A Chinese scientist who set off an ethical debate with claims that he had made the world’s first genetically edited babies – three, according to a Chinese court – was sentenced to three years in prison because of his research, state media, the Associated Press and the New York Times have reported.
He Jiankui, who was convicted of practicing medicine without a license, was also fined 3 million yuan ($430,000) by a court in the southern city of Shenzhen, China’s official Xinhua News Agency reported on Monday. Two other researchers involved in the project received lesser sentences and fines.
The verdict said the three defendants had not obtained qualification as doctors, pursued fame and profits, deliberately violated Chinese regulations on scientific research, and crossed an ethical line in both scientific research and medicine, according to Xinhua. It also said they had fabricated ethical review documents.
The court also confirmed a third birth, saying the researchers were involved in the births of three gene-edited babies to two women. It said all three scientists pleaded guilty during the trial, which Xinhua reported was closed to the public because of privacy concerns.
“He’s declaration made him a pariah among scientists, cast a harsh light on China’s scientific ambitions and embroiled other U.S. scientists who were connected to He. Although He offered no proof and did not share any evidence or data that definitively proved he had done it, his colleagues had said it was possible that he had succeeded,” The New York Times reported.
“U.S. scientists who knew of He’s plans came under scrutiny. He’s former academic adviser, Stephen Quake, a star Stanford University bioengineer and inventor, was cleared of any wrongdoing after an investigation into his interaction with his former student. Rice University has been investigating Michael Deem, He’s doctoral adviser, because of allegations that he was actively involved in the project.”
He, the lead researcher, shocked the scientific world when he announced in November 2018 that he had altered the embryos of twin girls who had been born the same month. He described his work in exclusive interviews with The Associated Press.
The announcement sparked a global debate over the ethics of gene editing. He said he had used a tool called CRISPR to try to disable a gene that allows the AIDS virus to enter a cell, in a bid to give the girls the ability to resist the infection. The identity of the children has not been released, and it isn’t clear if the experiment succeeded.
The CRISPR tool has been tested elsewhere in adults to treat diseases, but many in the scientific community denounced He’s work as medically unnecessary and unethical, because any genetic changes could be passed down to future generations. The U.S. forbids editing embryos except for lab research.
He, who is known as “JK,” told the AP in 2018 that he felt a strong responsibility to make an example, and that society would decide whether to allow the practice to go forward. He disappeared from public view shortly after he announced his research at a conference in Hong Kong 13 months ago, apparently detained by authorities, initially in an apartment in Shenzhen, a city in Guangdong province that borders Hong Kong.
It wasn’t clear if the three-year prison term includes any of the time he has already spent in Chinese custody.
A Chinese scientist said the sentence should have been harsher to deter others. Kehkooi Kee, a Tsinghua University researcher who conducts gene-editing research on stem cells, also said that He should be held responsible for any fallout from the experiment on the lives of the babies and their families.
Dr.
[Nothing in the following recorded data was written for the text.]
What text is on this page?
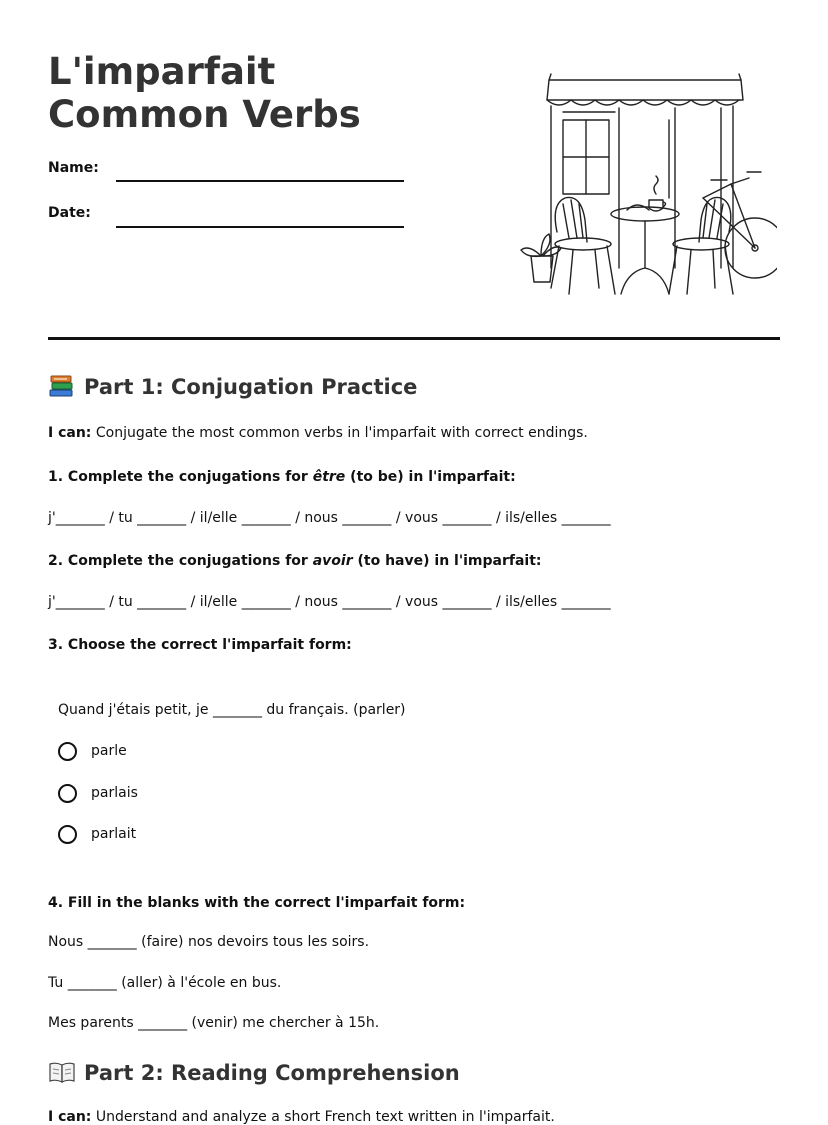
L'imparfait Common Verbs
Name:
Date:
Part 1: Conjugation Practice
I can: Conjugate the most common verbs in l'imparfait with correct endings.
1. Complete the conjugations for être (to be) in l'imparfait:
j'_______ / tu _______ / il/elle _______ / nous _______ / vous _______ / ils/elles _______
2. Complete the conjugations for avoir (to have) in l'imparfait:
j'_______ / tu _______ / il/elle _______ / nous _______ / vous _______ / ils/elles _______
3. Choose the correct l'imparfait form:
Quand j'étais petit, je _______ du français. (parler)
parle
parlais
parlait
4. Fill in the blanks with the correct l'imparfait form:
Nous _______ (faire) nos devoirs tous les soirs.
Tu _______ (aller) à l'école en bus.
Mes parents _______ (venir) me chercher à 15h.
Part 2: Reading Comprehension
I can: Understand and analyze a short French text written in l'imparfait.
William Hurlbut, a Stanford University bioethicist whose advice He sought for more than a year before his experiment, said he felt sorry for the scientist, his wife and two young daughters.
“I warned him things could end this way, but it was just too late,” Hurlbut wrote in an email addressed to the AP; the director of the U.S. National Institutes of Health, Dr. Francis Collins; and gene-editing pioneer Jennifer Doudna at the University of California, Berkeley.
“Sad story — everyone lost in this (JK, his family, his colleagues, and his country), but the one gain is that the world is awakened to the seriousness of our advancing genetic technologies,” Hurlbut wrote.
Dr. Eric Topol, who heads the Scripps Research Translational Institute in California, noted it’s almost unheard of for a scientist to get imprisoned “but in this case the sheer recklessness and unethical behavior warranted it.” Topol praised China for standing up “for proper medical research conduct.”
Doudna told the AP she was concerned about the “mysterious” legal process in China, but she said the sentences are “a step toward bringing this case to closure” and send a strong message to discourage other such work. (Doudna is paid by the Howard Hughes Medical Institute, which also supports AP’s Health and Science Department.)
“As a scientist, one does not like to see scientists going to jail, but this was an unusual case,” Doudna said. He’s work was “clearly wrong in many ways.”
Before setting up a lab at the Southern University of Science and Technology of China in Shenzhen, He studied in the U.S. The verdict accused him of colluding with Zhang Renli and Qin Jinzhou, who worked at medical institutes in the same province.
Zhang was sentenced to two years in prison and fined 1 million yuan, Xinhua said. Qin received an 18-month prison sentence, but with a two-year reprieve, and a 500,000 yuan fine.